The only clear line I've seen is javascript. If it uses javascript for anything nontrivial, people believe it's a web app. This comes up all the time in threads about "the old web" or "how you would fix the web," in the context of what seems to be a prevalent belief on HN that the web should be split up between the two paradigms, with purely static, noninteractive "sites" in one place, and "apps" in the other.

Problem is, as mentioned upthread, the vast majority of sites using javascript, including SPAs, are still meant to be read as documents. If you include any form of interactivity, including backend processing and rendering, even more sites become apps.

In practice, it seems to me to be more of a religious taxonomy than a technical one, based on the belief that the modern web has become tainted by complexity and needs to be made pure again.




> In practice, it seems to me to be more of a religious taxonomy than a technical one, based on the belief that the modern web has become tainted by complexity and needs to be made pure again.

I see it more being whether a page uses progressive enhancement. If I can disable JavaScript and at least be able to read a page's content, then its a web page rather than an app. If JavaScript is an absolute requirement for any functionality it's an app.

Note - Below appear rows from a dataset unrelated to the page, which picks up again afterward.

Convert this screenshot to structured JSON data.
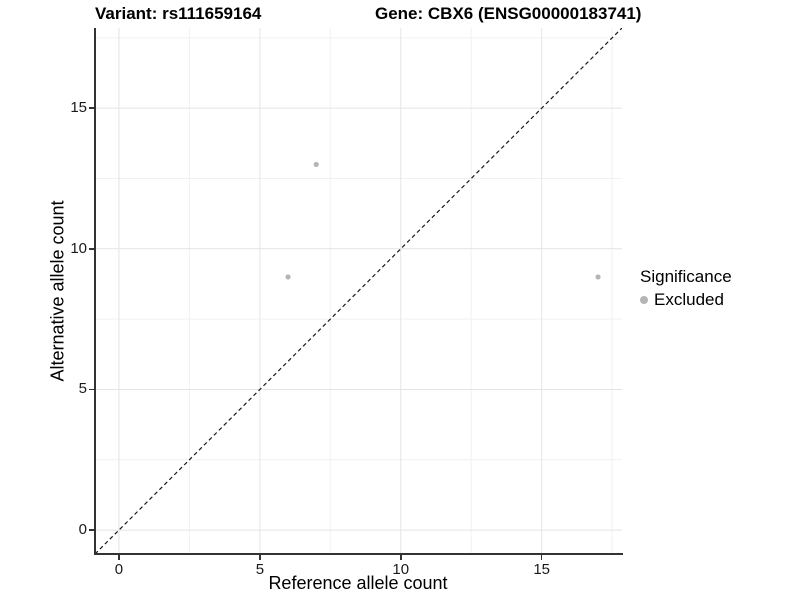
{
  "header": {
    "variant_title": "Variant: rs111659164",
    "gene_title": "Gene: CBX6 (ENSG00000183741)"
  },
  "chart_data": {
    "type": "scatter",
    "title_left": "Variant: rs111659164",
    "title_right": "Gene: CBX6 (ENSG00000183741)",
    "xlabel": "Reference allele count",
    "ylabel": "Alternative allele count",
    "xlim": [
      -0.85,
      17.85
    ],
    "ylim": [
      -0.85,
      17.85
    ],
    "x_ticks": [
      0,
      5,
      10,
      15
    ],
    "y_ticks": [
      0,
      5,
      10,
      15
    ],
    "x_minor_ticks": [
      2.5,
      7.5,
      12.5,
      17.5
    ],
    "y_minor_ticks": [
      2.5,
      7.5,
      12.5,
      17.5
    ],
    "grid": "major+minor",
    "identity_line": {
      "style": "dashed",
      "from": -0.85,
      "to": 17.85
    },
    "series": [
      {
        "name": "Excluded",
        "color": "#b5b5b5",
        "points": [
          {
            "x": 7,
            "y": 13
          },
          {
            "x": 6,
            "y": 9
          },
          {
            "x": 17,
            "y": 9
          }
        ]
      }
    ],
    "legend": {
      "title": "Significance",
      "position": "right",
      "items": [
        {
          "label": "Excluded",
          "color": "#b5b5b5"
        }
      ]
    },
    "colors": {
      "grid_major": "#e4e4e4",
      "grid_minor": "#f1f1f1",
      "axis": "#333333",
      "identity_line": "#1a1a1a",
      "point": "#b5b5b5"
    }
  }
}
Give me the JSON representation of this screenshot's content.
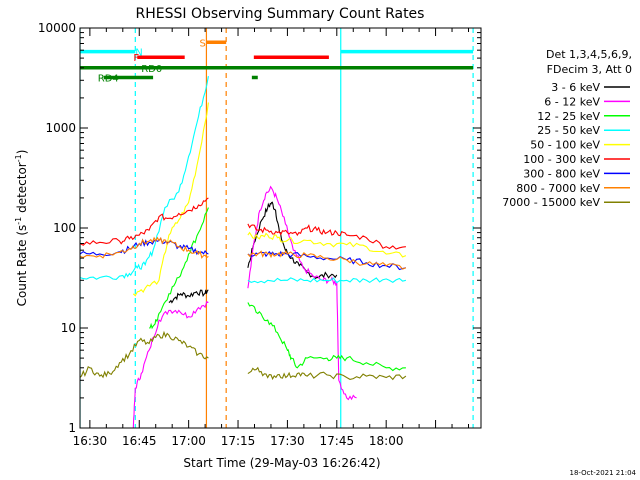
{
  "chart_data": {
    "type": "line",
    "title": "RHESSI Observing Summary Count Rates",
    "xlabel": "Start Time (29-May-03 16:26:42)",
    "ylabel_main": "Count Rate (s",
    "ylabel_sup1": "-1",
    "ylabel_mid": " detector",
    "ylabel_sup2": "-1",
    "ylabel_end": ")",
    "y_scale": "log",
    "ylim": [
      1,
      10000
    ],
    "xlim_minutes": [
      16.45,
      18.48
    ],
    "x_ticks": [
      {
        "label": "16:30",
        "t": 16.5
      },
      {
        "label": "16:45",
        "t": 16.75
      },
      {
        "label": "17:00",
        "t": 17.0
      },
      {
        "label": "17:15",
        "t": 17.25
      },
      {
        "label": "17:30",
        "t": 17.5
      },
      {
        "label": "17:45",
        "t": 17.75
      },
      {
        "label": "18:00",
        "t": 18.0
      }
    ],
    "y_ticks": [
      {
        "label": "1",
        "v": 1
      },
      {
        "label": "10",
        "v": 10
      },
      {
        "label": "100",
        "v": 100
      },
      {
        "label": "1000",
        "v": 1000
      },
      {
        "label": "10000",
        "v": 10000
      }
    ],
    "legend_header": [
      "Det 1,3,4,5,6,9,",
      "FDecim 3, Att 0"
    ],
    "legend_position": "right",
    "footer_date": "18-Oct-2021 21:04",
    "series": [
      {
        "name": "3 - 6 keV",
        "color": "#000000",
        "points": [
          [
            16.9,
            18
          ],
          [
            16.93,
            20
          ],
          [
            16.96,
            22
          ],
          [
            17.0,
            21
          ],
          [
            17.04,
            23
          ],
          [
            17.08,
            22
          ],
          [
            17.1,
            24
          ],
          [
            null,
            null
          ],
          [
            17.3,
            40
          ],
          [
            17.33,
            70
          ],
          [
            17.37,
            120
          ],
          [
            17.4,
            160
          ],
          [
            17.42,
            180
          ],
          [
            17.44,
            150
          ],
          [
            17.46,
            90
          ],
          [
            17.49,
            60
          ],
          [
            17.52,
            50
          ],
          [
            17.56,
            42
          ],
          [
            17.6,
            36
          ],
          [
            17.65,
            32
          ],
          [
            17.7,
            34
          ],
          [
            17.75,
            34
          ]
        ]
      },
      {
        "name": "6 - 12 keV",
        "color": "#ff00ff",
        "points": [
          [
            16.72,
            1
          ],
          [
            16.73,
            2.5
          ],
          [
            16.76,
            3.5
          ],
          [
            16.8,
            6
          ],
          [
            16.85,
            12
          ],
          [
            16.9,
            15
          ],
          [
            16.95,
            15
          ],
          [
            17.0,
            13
          ],
          [
            17.05,
            16
          ],
          [
            17.1,
            18
          ],
          [
            null,
            null
          ],
          [
            17.3,
            25
          ],
          [
            17.33,
            70
          ],
          [
            17.36,
            150
          ],
          [
            17.39,
            220
          ],
          [
            17.42,
            250
          ],
          [
            17.45,
            190
          ],
          [
            17.49,
            110
          ],
          [
            17.53,
            60
          ],
          [
            17.58,
            40
          ],
          [
            17.63,
            33
          ],
          [
            17.68,
            30
          ],
          [
            17.72,
            30
          ],
          [
            17.75,
            28
          ],
          [
            17.76,
            3
          ],
          [
            17.8,
            2
          ],
          [
            17.85,
            2
          ]
        ]
      },
      {
        "name": "12 - 25 keV",
        "color": "#00ff00",
        "points": [
          [
            16.8,
            10
          ],
          [
            16.83,
            11
          ],
          [
            16.85,
            14
          ],
          [
            16.9,
            22
          ],
          [
            16.95,
            32
          ],
          [
            17.0,
            55
          ],
          [
            17.05,
            90
          ],
          [
            17.1,
            160
          ],
          [
            null,
            null
          ],
          [
            17.3,
            18
          ],
          [
            17.35,
            14
          ],
          [
            17.4,
            12
          ],
          [
            17.45,
            9
          ],
          [
            17.5,
            6
          ],
          [
            17.52,
            5
          ],
          [
            17.55,
            4
          ],
          [
            17.6,
            5
          ],
          [
            17.7,
            5
          ],
          [
            17.75,
            5
          ],
          [
            17.8,
            5
          ],
          [
            17.9,
            4.5
          ],
          [
            18.0,
            4
          ],
          [
            18.1,
            4
          ]
        ]
      },
      {
        "name": "25 - 50 keV",
        "color": "#00ffff",
        "points": [
          [
            16.45,
            32
          ],
          [
            16.55,
            32
          ],
          [
            16.65,
            33
          ],
          [
            16.7,
            35
          ],
          [
            16.74,
            40
          ],
          [
            16.78,
            43
          ],
          [
            16.82,
            60
          ],
          [
            16.88,
            160
          ],
          [
            16.95,
            230
          ],
          [
            17.0,
            520
          ],
          [
            17.05,
            1300
          ],
          [
            17.1,
            3300
          ],
          [
            null,
            null
          ],
          [
            17.3,
            30
          ],
          [
            17.4,
            30
          ],
          [
            17.5,
            30
          ],
          [
            17.6,
            30
          ],
          [
            17.7,
            30
          ],
          [
            17.8,
            30
          ],
          [
            17.9,
            30
          ],
          [
            18.0,
            31
          ],
          [
            18.1,
            30
          ]
        ]
      },
      {
        "name": "50 - 100 keV",
        "color": "#ffff00",
        "points": [
          [
            16.72,
            22
          ],
          [
            16.78,
            25
          ],
          [
            16.85,
            30
          ],
          [
            16.9,
            85
          ],
          [
            16.95,
            120
          ],
          [
            17.0,
            180
          ],
          [
            17.05,
            500
          ],
          [
            17.1,
            1800
          ],
          [
            null,
            null
          ],
          [
            17.3,
            85
          ],
          [
            17.35,
            80
          ],
          [
            17.4,
            85
          ],
          [
            17.45,
            80
          ],
          [
            17.5,
            75
          ],
          [
            17.6,
            75
          ],
          [
            17.7,
            70
          ],
          [
            17.8,
            68
          ],
          [
            17.9,
            65
          ],
          [
            18.0,
            55
          ],
          [
            18.1,
            53
          ]
        ]
      },
      {
        "name": "100 - 300 keV",
        "color": "#ff0000",
        "points": [
          [
            16.45,
            70
          ],
          [
            16.55,
            72
          ],
          [
            16.65,
            74
          ],
          [
            16.7,
            78
          ],
          [
            16.75,
            85
          ],
          [
            16.8,
            95
          ],
          [
            16.85,
            130
          ],
          [
            16.9,
            125
          ],
          [
            16.95,
            140
          ],
          [
            17.0,
            150
          ],
          [
            17.05,
            170
          ],
          [
            17.1,
            200
          ],
          [
            null,
            null
          ],
          [
            17.3,
            110
          ],
          [
            17.35,
            95
          ],
          [
            17.4,
            95
          ],
          [
            17.45,
            90
          ],
          [
            17.5,
            90
          ],
          [
            17.55,
            85
          ],
          [
            17.6,
            100
          ],
          [
            17.65,
            95
          ],
          [
            17.7,
            90
          ],
          [
            17.75,
            90
          ],
          [
            17.8,
            85
          ],
          [
            17.9,
            80
          ],
          [
            18.0,
            65
          ],
          [
            18.1,
            65
          ]
        ]
      },
      {
        "name": "300 - 800 keV",
        "color": "#0000ff",
        "points": [
          [
            16.45,
            55
          ],
          [
            16.55,
            55
          ],
          [
            16.65,
            58
          ],
          [
            16.7,
            62
          ],
          [
            16.75,
            70
          ],
          [
            16.8,
            72
          ],
          [
            16.85,
            75
          ],
          [
            16.9,
            72
          ],
          [
            16.95,
            65
          ],
          [
            17.0,
            62
          ],
          [
            17.05,
            58
          ],
          [
            17.1,
            55
          ],
          [
            null,
            null
          ],
          [
            17.3,
            55
          ],
          [
            17.35,
            55
          ],
          [
            17.4,
            55
          ],
          [
            17.45,
            55
          ],
          [
            17.5,
            55
          ],
          [
            17.6,
            52
          ],
          [
            17.7,
            50
          ],
          [
            17.8,
            48
          ],
          [
            17.9,
            45
          ],
          [
            18.0,
            42
          ],
          [
            18.1,
            40
          ]
        ]
      },
      {
        "name": "800 - 7000 keV",
        "color": "#ff8000",
        "points": [
          [
            16.45,
            52
          ],
          [
            16.55,
            53
          ],
          [
            16.65,
            57
          ],
          [
            16.7,
            62
          ],
          [
            16.75,
            70
          ],
          [
            16.8,
            74
          ],
          [
            16.85,
            75
          ],
          [
            16.9,
            73
          ],
          [
            16.95,
            65
          ],
          [
            17.0,
            60
          ],
          [
            17.05,
            55
          ],
          [
            17.1,
            52
          ],
          [
            null,
            null
          ],
          [
            17.3,
            55
          ],
          [
            17.35,
            55
          ],
          [
            17.4,
            55
          ],
          [
            17.45,
            55
          ],
          [
            17.5,
            55
          ],
          [
            17.6,
            53
          ],
          [
            17.7,
            50
          ],
          [
            17.8,
            48
          ],
          [
            17.9,
            44
          ],
          [
            18.0,
            42
          ],
          [
            18.1,
            40
          ]
        ]
      },
      {
        "name": "7000 - 15000 keV",
        "color": "#808000",
        "points": [
          [
            16.45,
            3.2
          ],
          [
            16.5,
            4
          ],
          [
            16.55,
            3.3
          ],
          [
            16.6,
            3.5
          ],
          [
            16.65,
            4.5
          ],
          [
            16.7,
            5.5
          ],
          [
            16.75,
            7.5
          ],
          [
            16.8,
            7
          ],
          [
            16.85,
            8.5
          ],
          [
            16.9,
            8.5
          ],
          [
            16.95,
            7.5
          ],
          [
            17.0,
            6.5
          ],
          [
            17.05,
            5.5
          ],
          [
            17.1,
            5
          ],
          [
            null,
            null
          ],
          [
            17.3,
            3.5
          ],
          [
            17.35,
            4
          ],
          [
            17.4,
            3.2
          ],
          [
            17.45,
            3.4
          ],
          [
            17.5,
            3.3
          ],
          [
            17.55,
            3.5
          ],
          [
            17.6,
            3.3
          ],
          [
            17.7,
            3.4
          ],
          [
            17.8,
            3.2
          ],
          [
            17.9,
            3.3
          ],
          [
            18.0,
            3.2
          ],
          [
            18.1,
            3.3
          ]
        ]
      }
    ],
    "flag_bars": [
      {
        "label": "N",
        "color": "#00ffff",
        "v": 5800,
        "segments": [
          [
            16.45,
            16.73
          ],
          [
            17.77,
            18.44
          ]
        ],
        "label_t": 16.73
      },
      {
        "label": "S",
        "color": "#ff8000",
        "v": 7200,
        "segments": [
          [
            17.09,
            17.19
          ]
        ],
        "label_t": 17.055
      },
      {
        "label": "F",
        "color": "#ff0000",
        "v": 5100,
        "segments": [
          [
            16.74,
            16.98
          ],
          [
            17.33,
            17.71
          ]
        ],
        "label_t": 16.72
      },
      {
        "label": "RD0",
        "color": "#008000",
        "v": 4000,
        "segments": [
          [
            16.45,
            18.44
          ]
        ],
        "label_t": 16.76
      },
      {
        "label": "RD4",
        "color": "#008000",
        "v": 3200,
        "segments": [
          [
            16.57,
            16.82
          ],
          [
            17.32,
            17.35
          ]
        ],
        "label_t": 16.54
      }
    ],
    "vlines": [
      {
        "t": 16.45,
        "color": "#00ffff",
        "style": "solid"
      },
      {
        "t": 16.73,
        "color": "#00ffff",
        "style": "dashed"
      },
      {
        "t": 17.09,
        "color": "#ff8000",
        "style": "solid"
      },
      {
        "t": 17.19,
        "color": "#ff8000",
        "style": "dashed"
      },
      {
        "t": 17.77,
        "color": "#00ffff",
        "style": "solid"
      },
      {
        "t": 18.44,
        "color": "#00ffff",
        "style": "dashed"
      }
    ]
  }
}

A page with some client-side form validation, AJAX submissions, or even just some dynamic content are awesome uses of JavaScript so long as the pages themselves don't hinge on me running the JavaScript. Posting a comment might be a POST and clicking an image thumbnail might load it in a new tab instead of a light box. The functionality is all still there if for any reason the JavaScript doesn't load.

One of my big problems with "apps" is they have zero provisions for JavaScript not running. Most "apps" don't even give an error page telling you explicitly JavaScript is required. Even when you have JavaScript enabled they tend to break in stupid ways if you've got an ad blocker.